The won slumped 1.3 percent this week to 1,146.55 per dollar at the close yesterday in Seoul, the biggest loss in five months, according to data compiled by Bloomberg. The ringgit dropped 1 percent to 3.0716, the peso weakened 0.6 percent to 42.565 and Thailand’s baht fell 0.7 percent to 31.19 per dollar, the lowest since January.
The Bloomberg-JPMorgan Asia Dollar Index dropped 0.4 percent from a week ago and reached the lowest level since Jan. 18 on May 9. It lost 0.7 percent over the past two weeks, the most since December. Its 60-day historical volatility rose to 2.75 percent from 2.72 percent a week ago. The MSCI Asia Pacific Index (MXAP) of stocks plunged 4.5 percent, the biggest weekly loss since November, as JPMorgan Chase & Co. disclosed a $2 billion trading loss on synthetic credit securities.

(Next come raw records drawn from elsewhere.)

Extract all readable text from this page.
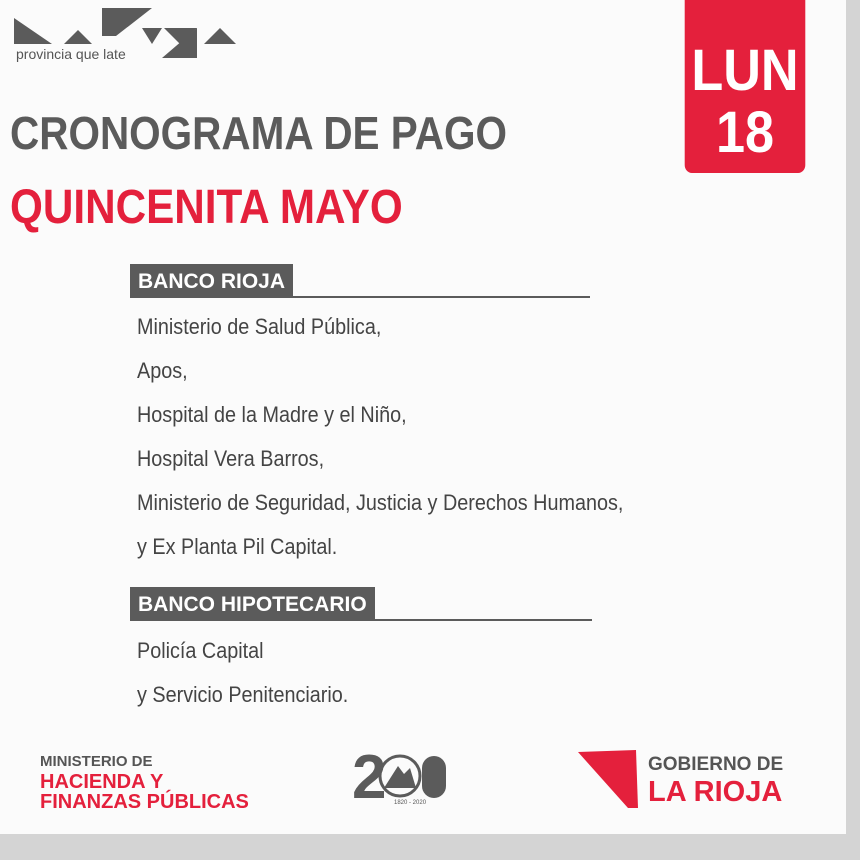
provincia que late	LUN
18
CRONOGRAMA DE PAGO
QUINCENITA MAYO
BANCO RIOJA
Ministerio de Salud Pública,
Apos,
Hospital de la Madre y el Niño,
Hospital Vera Barros,
Ministerio de Seguridad, Justicia y Derechos Humanos,
y Ex Planta Pil Capital.
BANCO HIPOTECARIO
Policía Capital
y Servicio Penitenciario.
MINISTERIO DE
HACIENDA Y
FINANZAS PÚBLICAS 2 1820 - 2020
GOBIERNO DE
LA RIOJA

“Overseas investors continuing to sell Korean stocks and ongoing uncertainties in Europe are limiting demand for the won,” said Hong Seok Chan, a Seoul-based currency analyst at Daeshin Economy Research Institute.
Asian currencies tumbled after government reports this week showed Malaysia’s exports unexpectedly shrank 0.1 percent in March from a year earlier while shipments from Philippines contracted 1.2 percent. China’s overseas sales grew 4.9 percent while imports rose 0.3 percent in April, both trailing economists’ forecasts.
“The weak data cast doubts on the strength of China’s domestic consumption,” said Banny Lam, a Hong Kong-based economist at CCB International Securities Ltd., a unit of China’s second-largest bank. The yuan may trade around 6.3 per dollar this quarter, he said.
China’s currency declined 0.07 percent to 6.3106 per dollar in Shanghai yesterday from a week ago. It touched 6.3188 yesterday, the weakest level since April 20.
The Bank of Korea kept its benchmark interest rate at 3.25 percent on May 10, while Bank Indonesia maintained its reference rate at 5.75 percent. Bank Negara Malaysia kept the policy rate at 3 percent for a sixth straight meeting, the central bank said in a statement in Kuala Lumpur.
The rupee completed a sixth weekly decline. The currency pared losses after the Reserve Bank of India announced policy changes to arrest its slide toward a record low.
The Indian currency dropped 0.3 percent this week to 53.6350 per dollar in Mumbai. It fell 0.4 percent yesterday and touched 53.905 on May 10, 0.7 percent stronger than its record low of 54.305 on Dec. 15. The central bank said May 10 that exporters must convert half of their overseas earnings, with compliance set within a fortnight.
‘At The Bottom’
“We’re pretty much at the bottom in terms of the rupee and most of the bad news is in the price,” Hans Goetti, the Singapore-based chief investment officer for Asia at Finaport Investment Intelligence that oversees $1.5 billion, told Bloomberg UTV May 10. “We don’t see much of a downside risk for Indian markets from here.”
Elsewhere, Taiwan’s dollar slipped 0.4 percent to NT$29.410, snapping a four-week advance. Indonesia’s rupiah gained 0.4 percent this week to 9,240 on suspected intervention by the central bank.